Fue algo gracioso verme anoche, con treinta y nueve de fiebre y una sobrerreacción hipocondriaca digna de un pringado, ponerme a rezar pensando que me moría y resignarme a que el Altísimo, oh, Señor Mío, hiciera con mi inmortal y pura alma lo que a su Sagrado Designio le pareciera; eso fue lo único que se me ocurrió, rezar, como si un empuje poderoso y desconocido, no sé si voluntad de algún dios o solo de mi sistema inmunitario cocinándome los órganos internos con muy poco tacto, me obligara a abrazar algo que nunca había acariciado con mis manos. ¿Me siento mal? No. ¿Me pareció lógico? Tampoco. ¿Fue una reacción lícita? Totalmente, más allá de la broma y de lo exageradísimo que soy cuando me pongo malo – poco más y escribo una hojita de últimas voluntades, poca coña con esto –.
Pienso mucho, cuando los delirios febriles no me ponen napoleónico, en la cuestión de la fe y Dios; pienso en concreto en el Dios en el que siempre creyó mi familia: el católico. Pienso mucho en su peso en la historia, en su doble filo ético e incluso en su legado estético; en cómo fue la herramienta de sumisión en nombre de la que ejercer las mayores atrocidades que a un ser humano cínico pueden ocurrírsele, pero también en su faceta como rostro de la bondad por los que se han defendido – y se siguen defendiendo – principios morales irrefutables que dejarían la Declaración Universal de los Derechos Humanos a la altura de un simple pasquín reaccionario. No sé, quizá es cosa de que la fiebre me está empezando a subir de nuevo, pero veo un lado bello en la fe en Cristo que creo que nos sería muy útil para defender desde la trinchera progresista muchas, muchas cosas – y no me respondan a esta columna con el simplismo ese de que la religión es el opio del pueblo, que aquí estamos intentando hablar como niños mayores –.
El caso es que mientras veo esta faceta humana y bella en el cristianismo, siento que una nueva generación de autodenominados católicos, subidos a lomos del caballo reaccionario, han decidido convertirse a esta religión con un único propósito: buscar una excusa espiritual a su miserable odio y desprecio por todo lo que no les excita.
Al igual que los evangélicos yankis decidieron abrazar la Segunda Enmienda, la de las armas, como un mandamiento divino con el que construir una religión nacional basada en la imagen de un Dios rencoroso, tremendamente viril y alejadísimo de la armonía de Jesús que nos dejaron los Evangelios – lean sobre este tema el monumental ensayo Jesus and John Wayne, de Kristin Kobes Du Mez –, una parte del nuevo catolicismo, crecido al calor de la radicalización barata de cuatro tiktokers analfabetos con muy poco conocimiento de lo que debería ser – digo debería, sí – la Madre Iglesia, quiere llevar al catolicismo por los mismo derroteros.

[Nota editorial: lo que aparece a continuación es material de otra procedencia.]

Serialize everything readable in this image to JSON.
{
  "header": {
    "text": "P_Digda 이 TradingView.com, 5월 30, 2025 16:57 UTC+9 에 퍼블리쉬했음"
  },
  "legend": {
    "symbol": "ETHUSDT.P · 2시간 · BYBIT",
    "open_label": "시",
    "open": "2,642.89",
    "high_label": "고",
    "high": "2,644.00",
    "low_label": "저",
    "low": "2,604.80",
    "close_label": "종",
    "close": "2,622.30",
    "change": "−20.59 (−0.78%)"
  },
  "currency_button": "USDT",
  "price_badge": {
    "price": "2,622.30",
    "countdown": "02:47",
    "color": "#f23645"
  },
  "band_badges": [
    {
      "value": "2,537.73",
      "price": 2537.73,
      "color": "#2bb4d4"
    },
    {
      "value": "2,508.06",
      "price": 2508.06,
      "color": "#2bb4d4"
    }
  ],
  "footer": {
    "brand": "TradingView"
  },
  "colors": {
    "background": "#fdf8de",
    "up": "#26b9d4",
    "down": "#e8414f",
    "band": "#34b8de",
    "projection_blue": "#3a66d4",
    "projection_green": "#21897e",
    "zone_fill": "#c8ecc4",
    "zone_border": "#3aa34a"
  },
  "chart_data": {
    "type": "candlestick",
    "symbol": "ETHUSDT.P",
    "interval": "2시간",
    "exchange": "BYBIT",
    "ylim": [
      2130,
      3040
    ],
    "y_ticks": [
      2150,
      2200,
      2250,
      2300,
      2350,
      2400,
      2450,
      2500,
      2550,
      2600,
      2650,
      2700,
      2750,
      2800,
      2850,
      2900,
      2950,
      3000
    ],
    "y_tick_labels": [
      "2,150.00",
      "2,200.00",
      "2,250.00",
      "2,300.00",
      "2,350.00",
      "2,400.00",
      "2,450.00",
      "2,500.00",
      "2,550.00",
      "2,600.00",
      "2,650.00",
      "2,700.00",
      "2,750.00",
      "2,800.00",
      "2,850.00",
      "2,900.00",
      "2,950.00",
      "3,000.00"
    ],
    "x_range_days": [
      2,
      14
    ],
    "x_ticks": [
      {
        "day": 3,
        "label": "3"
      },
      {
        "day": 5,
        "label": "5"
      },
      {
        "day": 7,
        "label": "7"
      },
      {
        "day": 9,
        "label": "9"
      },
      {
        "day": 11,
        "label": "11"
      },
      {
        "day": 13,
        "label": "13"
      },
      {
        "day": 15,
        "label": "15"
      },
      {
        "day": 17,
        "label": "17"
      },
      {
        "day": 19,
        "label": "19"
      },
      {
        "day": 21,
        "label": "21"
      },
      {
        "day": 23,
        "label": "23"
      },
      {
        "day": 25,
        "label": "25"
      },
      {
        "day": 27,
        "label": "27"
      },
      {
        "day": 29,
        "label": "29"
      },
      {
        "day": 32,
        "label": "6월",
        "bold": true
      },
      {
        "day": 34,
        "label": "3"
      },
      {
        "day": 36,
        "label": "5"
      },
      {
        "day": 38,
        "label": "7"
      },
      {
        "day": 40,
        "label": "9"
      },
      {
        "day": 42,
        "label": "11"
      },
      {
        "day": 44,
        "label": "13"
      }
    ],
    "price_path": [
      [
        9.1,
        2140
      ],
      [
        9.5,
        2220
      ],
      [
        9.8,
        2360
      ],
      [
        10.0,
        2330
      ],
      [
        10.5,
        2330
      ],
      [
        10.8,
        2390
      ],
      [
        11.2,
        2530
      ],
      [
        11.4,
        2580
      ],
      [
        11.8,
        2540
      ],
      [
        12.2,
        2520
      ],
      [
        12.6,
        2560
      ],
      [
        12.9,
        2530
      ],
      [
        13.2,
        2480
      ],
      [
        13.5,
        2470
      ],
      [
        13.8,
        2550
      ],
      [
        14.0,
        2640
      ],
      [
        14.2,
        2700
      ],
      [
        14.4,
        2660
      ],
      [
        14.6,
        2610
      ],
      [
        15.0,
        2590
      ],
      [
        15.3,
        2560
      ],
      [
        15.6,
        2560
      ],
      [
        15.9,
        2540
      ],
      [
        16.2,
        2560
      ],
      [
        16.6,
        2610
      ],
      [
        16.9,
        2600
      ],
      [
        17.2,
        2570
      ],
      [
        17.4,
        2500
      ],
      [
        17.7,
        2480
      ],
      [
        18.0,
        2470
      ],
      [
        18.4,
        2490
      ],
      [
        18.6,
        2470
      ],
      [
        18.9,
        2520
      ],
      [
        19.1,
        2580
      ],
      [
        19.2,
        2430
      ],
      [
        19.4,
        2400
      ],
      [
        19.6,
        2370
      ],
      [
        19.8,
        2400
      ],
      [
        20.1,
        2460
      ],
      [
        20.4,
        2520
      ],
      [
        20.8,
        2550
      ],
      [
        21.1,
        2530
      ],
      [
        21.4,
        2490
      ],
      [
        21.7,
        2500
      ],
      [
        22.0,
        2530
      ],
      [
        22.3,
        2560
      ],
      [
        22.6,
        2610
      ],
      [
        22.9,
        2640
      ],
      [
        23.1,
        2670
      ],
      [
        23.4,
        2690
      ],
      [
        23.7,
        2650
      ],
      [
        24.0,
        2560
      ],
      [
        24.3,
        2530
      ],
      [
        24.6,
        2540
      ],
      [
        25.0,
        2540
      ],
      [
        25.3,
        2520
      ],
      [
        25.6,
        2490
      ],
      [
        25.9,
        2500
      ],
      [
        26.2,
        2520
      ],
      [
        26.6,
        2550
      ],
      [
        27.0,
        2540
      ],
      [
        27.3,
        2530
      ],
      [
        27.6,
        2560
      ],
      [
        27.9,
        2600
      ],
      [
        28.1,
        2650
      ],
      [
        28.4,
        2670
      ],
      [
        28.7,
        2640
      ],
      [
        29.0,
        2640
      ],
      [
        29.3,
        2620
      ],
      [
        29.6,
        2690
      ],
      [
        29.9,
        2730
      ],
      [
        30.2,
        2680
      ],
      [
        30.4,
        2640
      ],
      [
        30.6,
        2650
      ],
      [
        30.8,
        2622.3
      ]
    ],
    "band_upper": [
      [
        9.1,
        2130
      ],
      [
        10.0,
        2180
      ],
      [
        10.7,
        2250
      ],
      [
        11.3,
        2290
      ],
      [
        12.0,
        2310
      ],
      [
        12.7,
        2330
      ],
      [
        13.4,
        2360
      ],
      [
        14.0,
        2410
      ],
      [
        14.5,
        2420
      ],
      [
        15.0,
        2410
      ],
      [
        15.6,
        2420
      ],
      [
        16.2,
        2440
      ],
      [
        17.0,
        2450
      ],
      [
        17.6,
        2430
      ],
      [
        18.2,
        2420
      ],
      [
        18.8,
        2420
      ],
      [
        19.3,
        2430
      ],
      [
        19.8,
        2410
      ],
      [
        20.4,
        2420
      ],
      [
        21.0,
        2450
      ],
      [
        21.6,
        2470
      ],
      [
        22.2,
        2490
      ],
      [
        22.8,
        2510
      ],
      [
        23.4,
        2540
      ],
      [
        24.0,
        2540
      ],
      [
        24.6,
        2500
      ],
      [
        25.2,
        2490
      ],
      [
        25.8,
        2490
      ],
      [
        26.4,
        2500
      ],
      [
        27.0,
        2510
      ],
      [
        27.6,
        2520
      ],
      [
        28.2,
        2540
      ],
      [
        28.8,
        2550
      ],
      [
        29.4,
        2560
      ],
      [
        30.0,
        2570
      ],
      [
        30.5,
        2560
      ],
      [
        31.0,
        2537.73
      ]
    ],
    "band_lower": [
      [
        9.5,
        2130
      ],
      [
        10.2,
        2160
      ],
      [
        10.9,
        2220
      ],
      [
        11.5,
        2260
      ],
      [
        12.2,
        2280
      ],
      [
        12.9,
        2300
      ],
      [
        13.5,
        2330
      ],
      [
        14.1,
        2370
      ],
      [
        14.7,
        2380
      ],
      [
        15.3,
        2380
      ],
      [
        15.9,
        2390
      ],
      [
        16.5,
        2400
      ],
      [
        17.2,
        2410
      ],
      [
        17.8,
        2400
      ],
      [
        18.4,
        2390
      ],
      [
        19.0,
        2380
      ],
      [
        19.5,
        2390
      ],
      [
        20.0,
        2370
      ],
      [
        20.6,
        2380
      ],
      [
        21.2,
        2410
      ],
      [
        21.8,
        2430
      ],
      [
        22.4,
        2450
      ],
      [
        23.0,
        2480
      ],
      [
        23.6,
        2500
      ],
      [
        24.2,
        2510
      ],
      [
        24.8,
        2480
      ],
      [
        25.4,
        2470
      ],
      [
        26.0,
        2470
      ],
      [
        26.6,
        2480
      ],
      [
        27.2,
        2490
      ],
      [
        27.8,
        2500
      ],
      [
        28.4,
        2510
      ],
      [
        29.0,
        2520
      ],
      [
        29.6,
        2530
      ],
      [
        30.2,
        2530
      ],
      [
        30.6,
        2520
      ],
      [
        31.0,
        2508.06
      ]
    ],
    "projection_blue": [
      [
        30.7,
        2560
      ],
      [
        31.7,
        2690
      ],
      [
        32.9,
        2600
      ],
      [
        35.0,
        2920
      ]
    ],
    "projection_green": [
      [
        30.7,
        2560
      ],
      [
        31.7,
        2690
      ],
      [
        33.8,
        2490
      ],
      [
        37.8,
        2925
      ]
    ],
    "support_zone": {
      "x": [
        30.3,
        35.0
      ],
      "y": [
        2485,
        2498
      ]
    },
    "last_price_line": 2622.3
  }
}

Chavales jóvenes, obvio que heterosexuales, importan a España esa imagen rencorosa, más cercana a las motivaciones supremacistas que a una auténtica llamada de la fe, que construyó el evangelicalismo estadounidense en los últimos cincuenta años; idolatran la estética barata y más que decimonónica de los caballeros cruzados, pero probablemente no se saben de carrerilla los Diez Mandamientos ni, esto es más que obvio, ponen el grito en el cielo al ver que una potencia nuclear en Oriente Medio masacra niños todos los días; hacen apología de la familia tradicional, las viejas formas y esas imágenes en tecnicolor de los años sesenta, pero desconocen – o prefieren hacerse los tontos al respecto – que Jesús no se atrevió a tirar jamás una piedra a nadie, pues él no juzgaba, sino que ponía la otra mejilla. También, cómo no, idolatran el libre mercado turbocapitalista, la defensa del dinero por encima de todo y el resto de memeces que sus padrinitos cryptobros les cuentan en textos no muy difíciles de comprender, sin embargo, desconocen que en el catolicismo existe la usura y que hay pocas cosas más indignas que aprovecharse de un ser humano para ganar más dinero.
Como digo, estas ideas miserables están permeando con fuerza en el terreno derechista, habiéndose levantado un nuevo ejército de pseudocatoliquitos más preocupados en montar el quilombo tras lo pasado en la fiesta de inauguración de los Juegos Olímpicos de París que en el hecho de que un partido español que se considera cristiano abogue por dejar morir a seres humanos en el estrecho de Gibraltar.
Ahora que se habla tanto de no ceder Twitter ni demás foros digitales a la ultraderecha, quizá también podamos comentar si es buena idea regalar una religión – ¡y su moral! – de casi 1500 millones de adeptos a la caterva de misóginos, misántropos, cínicos, xenófobos, fascistas y ridículos que se abalanza sobre nosotros. Aunque quizá todo esto solo sea cosa de la fiebre, vaya.